A sign on the door of the Spruce Street School today alerted families to cold conditions inside.

For dozens of schools, the first day back after Hurricane Sandy is turning out to be a chilly one.

The Department of Education estimated that three dozen schools would have electricity but no heat today, and during a news conference on Sunday, Mayor Bloomberg encouraged families to dress their children for the chilly weather.

“Some of the buildings may not have heat, some of the school buildings, and they’ve been without heat for a while, so please dress your children with that in mind,” he said. “If the schools were dangerously cold we obviously wouldn’t open them, but if they’re chilly, extra sweaters for the kids is something that should make some sense.”

Almost all of the schools the department warned would be without heat are in Manhattan, where power was restored over the weekend.

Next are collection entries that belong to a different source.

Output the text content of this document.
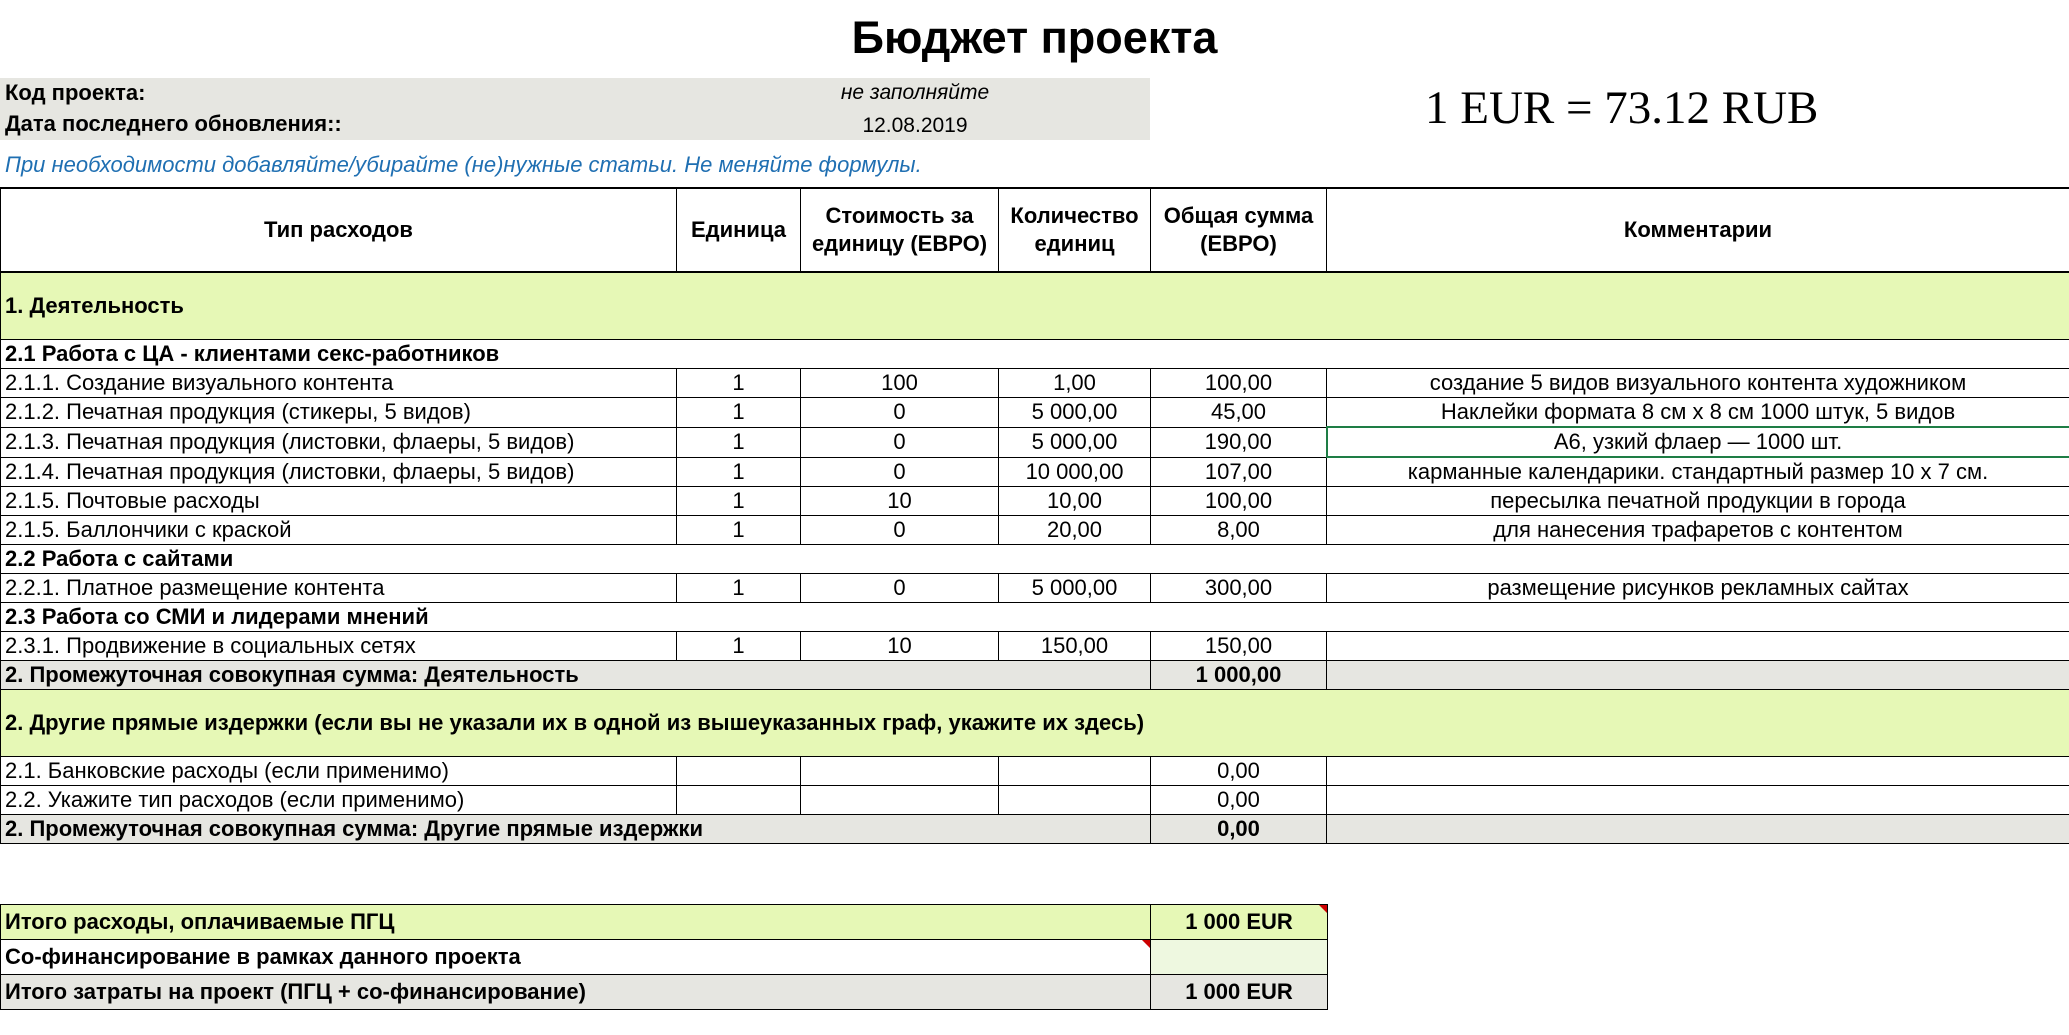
Бюджет проекта
Код проекта:	не заполняйте
Дата последнего обновления::	12.08.2019	1 EUR = 73.12 RUB
При необходимости добавляйте/убирайте (не)нужные статьи. Не меняйте формулы.
Тип расходов	Единица	Стоимость за единицу (ЕВРО)	Количество единиц	Общая сумма (ЕВРО)	Комментарии
1. Деятельность					
2.1 Работа с ЦА - клиентами секс-работников					
2.1.1. Создание визуального контента	1	100	1,00	100,00	создание 5 видов визуального контента художником
2.1.2. Печатная продукция (стикеры, 5 видов)	1	0	5 000,00	45,00	Наклейки формата 8 см х 8 см 1000 штук, 5 видов
2.1.3. Печатная продукция (листовки, флаеры, 5 видов)	1	0	5 000,00	190,00	А6, узкий флаер — 1000 шт.
2.1.4. Печатная продукция (листовки, флаеры, 5 видов)	1	0	10 000,00	107,00	карманные календарики. стандартный размер 10 х 7 см.
2.1.5. Почтовые расходы	1	10	10,00	100,00	пересылка печатной продукции в города
2.1.5. Баллончики с краской	1	0	20,00	8,00	для нанесения трафаретов с контентом
2.2 Работа с сайтами					
2.2.1. Платное размещение контента	1	0	5 000,00	300,00	размещение рисунков рекламных сайтах
2.3 Работа со СМИ и лидерами мнений					
2.3.1. Продвижение в социальных сетях	1	10	150,00	150,00	
2. Промежуточная совокупная сумма: Деятельность				1 000,00	
2. Другие прямые издержки (если вы не указали их в одной из вышеуказанных граф, укажите их здесь)					
2.1. Банковские расходы (если применимо)				0,00	
2.2. Укажите тип расходов (если применимо)				0,00	
2. Промежуточная совокупная сумма: Другие прямые издержки				0,00	
Итого расходы, оплачиваемые ПГЦ	1 000 EUR
Со-финансирование в рамках данного проекта	
Итого затраты на проект (ПГЦ + со-финансирование)	1 000 EUR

Sixth-grader Jaeda Barreto donned a pink, fur-lined coat this morning that she planned to wear even after completing her commute from Harlem to the School for Global Leaders on the Lower East Side. Her mother, Stephanie Brooks, said one of Barreto’s teachers had called on Sunday to say that the school might be without heat today, so the family made sure to dress extra warmly. (Global Leaders is not on the department’s list of schools likely to be without power.)

After a week cooped up at home, which Barreto passed by reading “The Hunger Games,” even the prospect a chilly school was welcome, Brooks said.

Other people who planned to spend the day inside a cold school building offered similarly sanguine takes on the problem, which is relatively minor compared to some facing schools damaged by Sandy. At Murry Bergtraum High School near City Hall, a teacher reported that building was “cold in parts” but “mostly bearable.”

After serving a donated breakfast this morning at P.S. 188, which does have heat, City Council Speaker Christine Quinn said she was not sure whether the city should be opening schools that do not have heat. She pointed out that at least some students who attend those schools have no heat at home, either, so keeping the schools closed would not benefit them.

But she said UFT President Michael Mulgrew had told her he was seriously concerned about the city’s decision.

And union officials said this afternoon that reports from members were rolling in about schools without heat. Most were in Manhattan, but teachers reported that P.S. 107 and P.S. 69 in the Bronx also lacked heat this morning, and electricity, too. Both schools are near the water in the Soundview section of the Bronx.

One school that still did not have heat by midday, according to the union, was P.S. 234 in Manhattan. Parents rushing to get their children to the school this morning said their principal, Lisa Ripperger, warned them over email to bring extra sweaters and layered clothing to school today.

Jaeda Barreto and mother Stephanie Brooks bundled up for their commute from Harlem to Barreto's school on the Lower East Side. Barreto said she would keep her coat on all day because she was told the building might not have heat.
Pam Kirkbride, whose daughters attend fourth grade and kindergarten at the Tribeca school, said she was not worried about the cold distracting her children or making them uncomfortable.

“Lisa really handled it well,” she said. “She has communicated just enough information at the right times [since the hurricane]. Never once did I have to ask about anything.”

And, Kirkbride added, hopefully, “the school is quite warm inside.”